I'll try to assimilate your detailed explanation tomorrow - I really have to understand how it get's the right density, and not simply the pressure.

 

BTW: I did some tests setting different Winter vs Summer scenarios in DCS, and I believe it actually models air density in Winter time.

 

For a same airfield QNH, I reached the same altitude according to my altimeter reading, but using F2 there was a very noticeable differenve in height between the Summer and Winter scenarios :-)

[Crumpp]

From what ARt-J is saying, DCS does model density altitude effects.

[Anatoli-Kagari9]

Oops!

 

I had missed Art-J's post, just before mine...

 

 

Thx for posting your results Art-J - They confirm what I also observed.

 

The altitudes can't ne measured in the aircraft altimeter, but rather on the legend at the footer of the F2 view, which reads "true alt." / height....

 

See Crumpp... you argued so much about it in another sim, and this is one of the reasons I am now 100% again here too - it's called DETAIL! :)

[ShuRugal]

Thx Crumpp,

 

I'll try to assimilate your detailed explanation tomorrow - I really have to understand how it get's the right density, and not simply the pressure.

 

pressure is density, the two terms are interchangeable when talking about the same gas.

[Crumpp]

pressure is density, the two terms are interchangeable when talking about the same gas.

 

They are not interchangeable independent of volume. You must know both to find density.

 

Pressure is pressure.

 

Density is pressure and temperature.
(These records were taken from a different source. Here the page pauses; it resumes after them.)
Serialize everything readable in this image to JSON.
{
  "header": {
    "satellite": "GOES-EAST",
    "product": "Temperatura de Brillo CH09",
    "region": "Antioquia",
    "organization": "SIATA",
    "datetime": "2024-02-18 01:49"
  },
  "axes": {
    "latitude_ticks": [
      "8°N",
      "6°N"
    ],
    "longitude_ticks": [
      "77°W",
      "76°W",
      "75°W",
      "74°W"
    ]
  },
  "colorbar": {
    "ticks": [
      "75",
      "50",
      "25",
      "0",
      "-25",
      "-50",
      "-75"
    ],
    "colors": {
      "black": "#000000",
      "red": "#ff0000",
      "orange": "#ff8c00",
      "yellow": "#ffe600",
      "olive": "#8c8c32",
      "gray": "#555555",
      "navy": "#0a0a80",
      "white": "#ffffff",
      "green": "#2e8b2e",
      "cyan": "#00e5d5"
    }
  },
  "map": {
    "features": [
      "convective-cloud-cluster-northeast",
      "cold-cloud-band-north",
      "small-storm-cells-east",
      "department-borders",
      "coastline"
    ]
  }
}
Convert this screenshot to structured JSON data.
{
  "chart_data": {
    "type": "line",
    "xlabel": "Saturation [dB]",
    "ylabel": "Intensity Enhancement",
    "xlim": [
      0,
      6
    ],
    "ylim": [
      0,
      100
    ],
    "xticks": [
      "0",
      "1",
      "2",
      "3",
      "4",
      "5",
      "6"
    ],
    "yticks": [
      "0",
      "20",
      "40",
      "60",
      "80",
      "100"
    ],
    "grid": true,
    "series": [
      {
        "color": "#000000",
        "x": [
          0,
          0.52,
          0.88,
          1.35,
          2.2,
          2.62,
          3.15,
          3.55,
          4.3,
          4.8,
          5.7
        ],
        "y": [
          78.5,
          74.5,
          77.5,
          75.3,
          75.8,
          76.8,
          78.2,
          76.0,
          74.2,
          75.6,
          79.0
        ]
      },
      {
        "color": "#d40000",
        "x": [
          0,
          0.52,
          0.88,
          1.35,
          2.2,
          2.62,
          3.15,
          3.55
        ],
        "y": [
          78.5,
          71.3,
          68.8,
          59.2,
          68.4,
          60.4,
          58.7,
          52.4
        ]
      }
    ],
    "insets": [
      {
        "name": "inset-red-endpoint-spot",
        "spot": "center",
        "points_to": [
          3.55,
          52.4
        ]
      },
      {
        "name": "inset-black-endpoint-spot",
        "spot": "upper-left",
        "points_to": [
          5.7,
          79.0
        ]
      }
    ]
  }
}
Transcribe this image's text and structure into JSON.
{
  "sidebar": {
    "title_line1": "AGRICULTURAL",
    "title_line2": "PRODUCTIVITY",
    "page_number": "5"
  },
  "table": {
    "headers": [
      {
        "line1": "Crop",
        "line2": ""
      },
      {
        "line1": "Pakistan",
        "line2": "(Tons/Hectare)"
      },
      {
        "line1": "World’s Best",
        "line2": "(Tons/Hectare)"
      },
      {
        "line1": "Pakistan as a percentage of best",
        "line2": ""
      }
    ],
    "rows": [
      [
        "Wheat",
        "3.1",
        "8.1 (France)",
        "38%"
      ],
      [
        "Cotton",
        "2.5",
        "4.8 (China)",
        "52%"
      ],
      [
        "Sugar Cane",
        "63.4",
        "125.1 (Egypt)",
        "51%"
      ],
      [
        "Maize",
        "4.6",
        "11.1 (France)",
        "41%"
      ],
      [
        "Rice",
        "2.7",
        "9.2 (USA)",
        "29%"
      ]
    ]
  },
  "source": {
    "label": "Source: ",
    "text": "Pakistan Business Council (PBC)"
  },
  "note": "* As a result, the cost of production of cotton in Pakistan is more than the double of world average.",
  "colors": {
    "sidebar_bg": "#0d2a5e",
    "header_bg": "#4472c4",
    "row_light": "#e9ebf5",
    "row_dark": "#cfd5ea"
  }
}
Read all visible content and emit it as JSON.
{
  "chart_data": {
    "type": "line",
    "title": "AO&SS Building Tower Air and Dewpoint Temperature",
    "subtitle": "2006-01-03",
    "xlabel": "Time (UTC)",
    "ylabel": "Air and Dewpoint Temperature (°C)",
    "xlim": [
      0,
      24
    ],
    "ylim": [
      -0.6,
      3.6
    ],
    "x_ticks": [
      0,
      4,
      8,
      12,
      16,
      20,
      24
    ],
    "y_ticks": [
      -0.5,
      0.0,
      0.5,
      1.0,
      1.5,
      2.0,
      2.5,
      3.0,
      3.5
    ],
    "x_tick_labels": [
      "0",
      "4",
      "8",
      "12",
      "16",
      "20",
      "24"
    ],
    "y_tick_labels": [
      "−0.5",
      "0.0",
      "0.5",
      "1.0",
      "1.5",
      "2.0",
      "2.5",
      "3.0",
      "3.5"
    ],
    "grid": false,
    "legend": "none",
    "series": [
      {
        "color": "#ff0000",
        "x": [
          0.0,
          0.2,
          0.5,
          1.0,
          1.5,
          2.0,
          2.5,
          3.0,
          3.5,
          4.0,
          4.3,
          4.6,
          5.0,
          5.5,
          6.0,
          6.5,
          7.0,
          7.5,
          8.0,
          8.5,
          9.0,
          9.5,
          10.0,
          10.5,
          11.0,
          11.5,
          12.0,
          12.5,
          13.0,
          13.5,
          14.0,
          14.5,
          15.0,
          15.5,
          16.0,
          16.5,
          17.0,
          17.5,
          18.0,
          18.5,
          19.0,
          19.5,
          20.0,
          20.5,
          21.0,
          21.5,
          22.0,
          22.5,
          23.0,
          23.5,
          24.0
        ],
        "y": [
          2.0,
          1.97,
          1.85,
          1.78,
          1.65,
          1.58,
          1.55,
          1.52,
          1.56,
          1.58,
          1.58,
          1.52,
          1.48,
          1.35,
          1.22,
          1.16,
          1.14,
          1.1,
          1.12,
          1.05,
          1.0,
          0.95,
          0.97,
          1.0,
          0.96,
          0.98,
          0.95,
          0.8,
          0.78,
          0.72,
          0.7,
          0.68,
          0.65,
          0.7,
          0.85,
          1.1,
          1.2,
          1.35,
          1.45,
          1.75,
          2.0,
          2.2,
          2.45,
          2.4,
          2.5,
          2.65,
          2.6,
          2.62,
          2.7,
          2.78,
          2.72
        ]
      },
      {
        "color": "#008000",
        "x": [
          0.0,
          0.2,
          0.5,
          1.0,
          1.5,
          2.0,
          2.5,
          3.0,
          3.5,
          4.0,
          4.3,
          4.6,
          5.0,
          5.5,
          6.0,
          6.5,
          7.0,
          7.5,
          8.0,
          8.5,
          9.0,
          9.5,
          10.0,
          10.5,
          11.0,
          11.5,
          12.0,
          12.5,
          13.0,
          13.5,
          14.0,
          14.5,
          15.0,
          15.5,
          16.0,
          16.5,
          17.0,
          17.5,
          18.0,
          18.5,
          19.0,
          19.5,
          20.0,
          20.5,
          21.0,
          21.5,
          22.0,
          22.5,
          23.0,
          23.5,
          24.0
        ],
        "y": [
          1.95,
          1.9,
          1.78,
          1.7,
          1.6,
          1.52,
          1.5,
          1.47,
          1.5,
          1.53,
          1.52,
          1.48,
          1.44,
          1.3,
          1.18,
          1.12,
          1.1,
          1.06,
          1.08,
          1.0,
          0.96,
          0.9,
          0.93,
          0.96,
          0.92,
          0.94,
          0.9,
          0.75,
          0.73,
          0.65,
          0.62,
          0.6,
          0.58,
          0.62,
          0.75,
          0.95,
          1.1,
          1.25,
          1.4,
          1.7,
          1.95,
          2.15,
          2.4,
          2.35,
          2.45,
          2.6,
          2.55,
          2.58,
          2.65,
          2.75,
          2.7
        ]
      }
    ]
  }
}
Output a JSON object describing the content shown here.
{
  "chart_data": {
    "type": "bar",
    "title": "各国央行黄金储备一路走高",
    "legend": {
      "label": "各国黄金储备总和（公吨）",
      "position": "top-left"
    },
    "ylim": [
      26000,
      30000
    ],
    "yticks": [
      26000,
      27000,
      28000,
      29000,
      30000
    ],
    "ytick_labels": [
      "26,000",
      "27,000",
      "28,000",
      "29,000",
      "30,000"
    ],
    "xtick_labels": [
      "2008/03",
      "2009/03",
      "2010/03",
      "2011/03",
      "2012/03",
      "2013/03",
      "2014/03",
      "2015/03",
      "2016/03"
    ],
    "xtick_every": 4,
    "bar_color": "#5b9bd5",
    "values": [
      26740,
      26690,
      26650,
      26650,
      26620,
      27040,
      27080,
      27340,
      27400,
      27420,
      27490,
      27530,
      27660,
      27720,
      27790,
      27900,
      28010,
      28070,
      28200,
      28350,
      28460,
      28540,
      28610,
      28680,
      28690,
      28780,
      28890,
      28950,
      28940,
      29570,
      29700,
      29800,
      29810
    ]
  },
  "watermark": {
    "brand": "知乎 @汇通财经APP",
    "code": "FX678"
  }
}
Unfortunately science has no "density gauge" so density must be derived by measuring both pressure and temperature.

 

However, if temperature is constant or our pressure measurement is at the same temperature, pressure can be used to find density.

 

But only in the context of temperature AND pressure.

 

This derivation of the Ideal Gas Equation allows us to characterize the relationship between the pressure, density, and temperature of the gas sample independent of the volume the gas occupies; it also allows us to determine the density of a gas sample given its pressure and temperature, or determine the molar mass of a gas sample given its density.

 

Source: Boundless. “Density Calculations.” Boundless Chemistry. Boundless, 28 Jul. 2015. Retrieved 29 Nov. 2015 from https://www.boundless.com/chemistry/textbooks/boundless-chemistry-textbook/gases-5/the-ideal-gas-law-52/density-calculations-258-1026/

 

https://www.grc.nasa.gov/www/k-12/airplane/eqstat.html

 

jcomm is a meterologist and is familiar with density altitude. Another discussion it was claimed by other individuals that the German Kommandgerat engine controller on the BMW801 changed supercharger gearing based on pressure altitude. If you understand pressure altitude vs density altitude and how engines work....

 

It would not work very well based on pressure altitude alone on anything but a standard day.

[ShuRugal]

They are not interchangeable independent of volume. You must know both to find density.

 

Pressure is pressure.

 

Density is pressure and temperature. Unfortunately science has no "density gauge" so density must be derived by measuring both pressure and temperature.

 

However, if temperature is constant or our pressure measurement is at the same temperature, pressure can be used to find density.

 

But only in the context of temperature AND pressure.

 

Right, I'm familiar with Boyle's law, It just seems to me that variations in the volume of the atmosphere would be small enough to be negligible in that equation. There may be some other variable I am missing here (probably is) but I would still expect a strong positive correlation between pressure and density.

[Crumpp]

Right, I'm familiar with Boyle's law, It just seems to me that variations in the volume of the atmosphere would be small enough to be negligible in that equation. There may be some other variable I am missing here (probably is) but I would still expect a strong positive correlation between pressure and density.

 

It would make sense but the problem is the atmosphere is so large the fixed volume mathematical assumptions break down.

 

That is why we have weather....

 

Low pressure/High pressure/Cold/Warm Fronts.....

 

jcomm can tell you more about that! :)